The China First coal mine, Resourcehouse’s pet project, was once dubbed the country’s biggest export deal when it was announced alongside Queensland Premier Anna Bligh back in 2010.
Swiss energy company Vitol had agreed to buy half of all coal production at the mine, but it has now said the contract has been terminated, according to Fairfax.
However, Palmer also told the publication that he was responsible for terminating the contract and that the development “had no impact on the project”.
However, Fairfax reported some big contracts that were originally in place are no longer in play, or have been abandoned, including an initial letter of credit from China Exim Bank.
The other half of all coal to be manufactured at the mine, located in Queensland’s Galilee Basin, will be sold to China Power International Holding. Palmer says it remains committed.
Palmer has previously said the project will create 6,000 jobs and will generate over $4.5 billion in export revenue. But it comes as massive miners, including BHP, are backing off from coal due to higher prices and labour costs.
And this isn’t the first setback for the project. Earlier this year, Palmer said China First wouldn’t start exporting coal until 2015, despite initially projecting a start date of December 2014.

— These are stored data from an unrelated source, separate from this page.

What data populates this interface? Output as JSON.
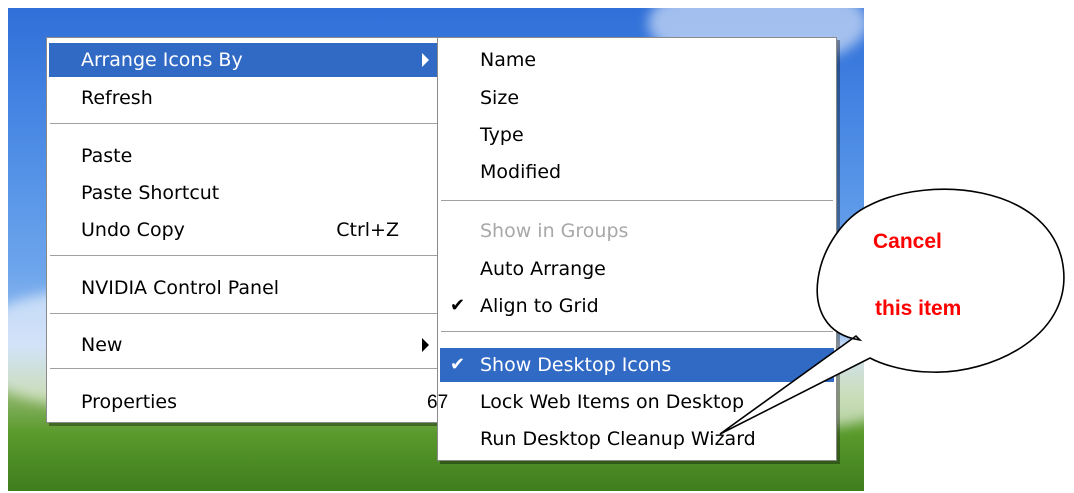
{
  "menus": {
    "main": {
      "arrange_icons_by": "Arrange Icons By",
      "refresh": "Refresh",
      "paste": "Paste",
      "paste_shortcut": "Paste Shortcut",
      "undo_copy": "Undo Copy",
      "undo_copy_shortcut": "Ctrl+Z",
      "nvidia": "NVIDIA Control Panel",
      "new": "New",
      "properties": "Properties"
    },
    "arrange_submenu": {
      "name": "Name",
      "size": "Size",
      "type": "Type",
      "modified": "Modified",
      "show_in_groups": "Show in Groups",
      "auto_arrange": "Auto Arrange",
      "align_to_grid": "Align to Grid",
      "show_desktop_icons": "Show Desktop Icons",
      "lock_web_items": "Lock Web Items on Desktop",
      "run_cleanup": "Run Desktop Cleanup Wizard"
    }
  },
  "check_glyph": "✔",
  "page_number": "67",
  "callout": {
    "line1": "Cancel",
    "line2": "this item",
    "color": "#ff0000"
  },
  "colors": {
    "highlight": "#316ac5",
    "disabled_text": "#a8a8a8"
  }
}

Resourcehouse has suffered a number of abandoned initial public offering plans, the most recent being last year when Palmer attempted to win billions from Hong Kong investors. Prior to that cancellation, he had already publicly touted the idea of dropping back the size of the float.
That was the company’s fourth attempt at a Hong Kong listing since 2009. Before the mid-year float, it had attempted to go public in March 2011.